The best source (or at least the easiest to find) is possibly what Python's reference says about the import system, but I have to be honest: it was not an easy read. Next week I'll sit down and see if I can improve it a little. So, for those out there who, like me, might be having some troubles understanding the mechanism, here's how I understand the system works (ignoring deprecated APIs and corner cases or even relative imports; I haven't used or tried those yet):

def import_single(full_path, parent=None, module=None):
    # try this cache first
    if full_path in sys.modules:
        return sys.modules[full_path]

    # if not, try all the finders
    for finder in sys.meta_path:
        if parent is not None:
            spec = finder.find_spec(full_path, parent.__path__, target)
        else:
            spec = finder.find_spec(full_path, None, target)
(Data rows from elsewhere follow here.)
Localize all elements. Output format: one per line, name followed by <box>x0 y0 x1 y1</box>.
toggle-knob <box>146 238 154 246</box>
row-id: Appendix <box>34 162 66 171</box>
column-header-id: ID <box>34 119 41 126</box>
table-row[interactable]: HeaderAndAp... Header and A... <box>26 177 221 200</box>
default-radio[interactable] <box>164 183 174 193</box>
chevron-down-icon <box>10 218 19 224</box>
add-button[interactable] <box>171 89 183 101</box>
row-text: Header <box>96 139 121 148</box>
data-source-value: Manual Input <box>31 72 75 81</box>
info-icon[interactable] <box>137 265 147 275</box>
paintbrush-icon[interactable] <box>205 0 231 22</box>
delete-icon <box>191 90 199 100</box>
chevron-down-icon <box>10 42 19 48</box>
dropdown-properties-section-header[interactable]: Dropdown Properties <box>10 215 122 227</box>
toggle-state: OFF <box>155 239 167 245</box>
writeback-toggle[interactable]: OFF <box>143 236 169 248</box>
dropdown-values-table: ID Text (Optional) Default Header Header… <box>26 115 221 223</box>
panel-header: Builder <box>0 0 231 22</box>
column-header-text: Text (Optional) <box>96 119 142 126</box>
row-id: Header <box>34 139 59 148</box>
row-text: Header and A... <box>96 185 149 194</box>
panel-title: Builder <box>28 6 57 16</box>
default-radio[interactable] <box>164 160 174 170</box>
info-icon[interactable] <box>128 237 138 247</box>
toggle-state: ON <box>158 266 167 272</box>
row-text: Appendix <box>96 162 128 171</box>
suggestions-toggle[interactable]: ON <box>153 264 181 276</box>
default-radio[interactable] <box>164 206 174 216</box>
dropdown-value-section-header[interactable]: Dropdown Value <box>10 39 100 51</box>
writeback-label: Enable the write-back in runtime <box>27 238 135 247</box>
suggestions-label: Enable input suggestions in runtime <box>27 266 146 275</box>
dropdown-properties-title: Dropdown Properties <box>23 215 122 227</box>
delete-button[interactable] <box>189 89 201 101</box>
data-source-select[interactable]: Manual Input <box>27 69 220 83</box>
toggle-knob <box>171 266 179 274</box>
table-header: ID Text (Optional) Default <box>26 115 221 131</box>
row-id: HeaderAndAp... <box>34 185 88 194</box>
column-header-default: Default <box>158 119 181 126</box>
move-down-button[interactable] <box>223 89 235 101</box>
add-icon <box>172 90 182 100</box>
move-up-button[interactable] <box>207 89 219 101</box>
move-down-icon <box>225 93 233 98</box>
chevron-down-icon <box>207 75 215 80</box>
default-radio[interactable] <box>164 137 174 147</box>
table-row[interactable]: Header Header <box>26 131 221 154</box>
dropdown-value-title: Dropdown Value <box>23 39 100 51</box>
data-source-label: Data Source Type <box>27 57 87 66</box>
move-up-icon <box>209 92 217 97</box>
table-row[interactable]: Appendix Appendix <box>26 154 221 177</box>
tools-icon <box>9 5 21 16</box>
        # if the finder 'finds' ('knows how to handle') the full_path
        # it will return a loader
        if spec is not None:
            loader = spec.loader

            if module is None and hasattr(loader, 'create_module'):
                module = loader.create_module(spec)

            if module is None:
                module = ModuleType(spec.name)  # let's assume this creates an empty module object
                module.__spec__ = spec

            # add it to the cache before loading so it can referenced from it
            sys.modules[spec.name] = module
            try:
                # if the module was passed as parameter,
                # this repopulates the module's namespace
                # by executing the module's (possibly new) code
                loader.exec_module(module)
            except:
                # clean up
                del sys.modules[spec.name]
                raise

            return module

    raise ImportError


def import (full_path, target=None):
    parent= None

    # this code iterates over ['foo', 'foo.bar', 'foo.bar.baz']
    elems = full_path.split('.')
    for partial_path in [ '.'.join (elems[:i]) for i in range (len (elems)+1) ][1:]
        parent = import_single(partial_path, parent, target)

    # the module is loaded in parent
    return parent

A more complete version of the if spec is not None branch can be found in the Loading section of the reference. Notice that the algorithm uses all the finders in sys.meta_path. So which are the default finders?

In [^9]: sys.meta_path
Out[^9]:
[_frozen_importlib.BuiltinImporter,
 _frozen_importlib.FrozenImporter,
 _frozen_importlib_external.PathFinder]

Of those finders, the latter one is the one that traverses sys.path, and also has a hook mechanism. I didn't use those, so for the moment I didn't untangle how they work.

Finally, this is how I implemented importing ayrton modules and packages:

from importlib.abc import MetaPathFinder, Loader
from importlib.machinery import ModuleSpec
import sys
import os
import os.path

from ayrton.file_test import _a, _d
from ayrton import Ayrton
import ayrton.utils


class AyrtonLoader (Loader):

    @classmethod
    def exec_module (klass, module):
        # «the loader should execute the module’s code
        # in the module’s global name space (module.__dict__).»
        load_path= module.__spec__.origin
        loader= Ayrton (g=module.__dict__)
        loader.run_file (load_path)

        # set the __path__
        # TODO: read PEP 420
        init_file_name= '__init__.ay'
        if load_path.endswith (init_file_name):
            # also remove the '/'
            module.__path__= [ load_path[:-len (init_file_name)-1] ]

loader= AyrtonLoader ()


class AyrtonFinder (MetaPathFinder):

    @classmethod
    def find_spec (klass, full_name, paths=None, target=None):
        # TODO: read PEP 420 :)
        last_mile= full_name.split ('.')[-1]

        if paths is not None:
            python_path= paths  # search only in the paths provided by the machinery
        else:
            python_path= sys.path

        for path in python_path:
            full_path= os.path.join (path, last_mile)
            init_full_path= os.path.join (full_path, '__init__.ay')
            module_full_path= full_path+'.ay'

            if _d (full_path) and _a (init_full_path):
                return ModuleSpec (full_name, loader, origin=init_full_path)

            else:
                if _a (module_full_path):
                    return ModuleSpec (full_name, loader, origin=module_full_path)

        return None

finder= AyrtonFinder ()


# I must insert it at the beginning so it goes before FileFinder
sys.meta_path.insert (0, finder)

Notice all the references to PEP 420. I'm pretty sure I must be breaking something, but for the moment this works.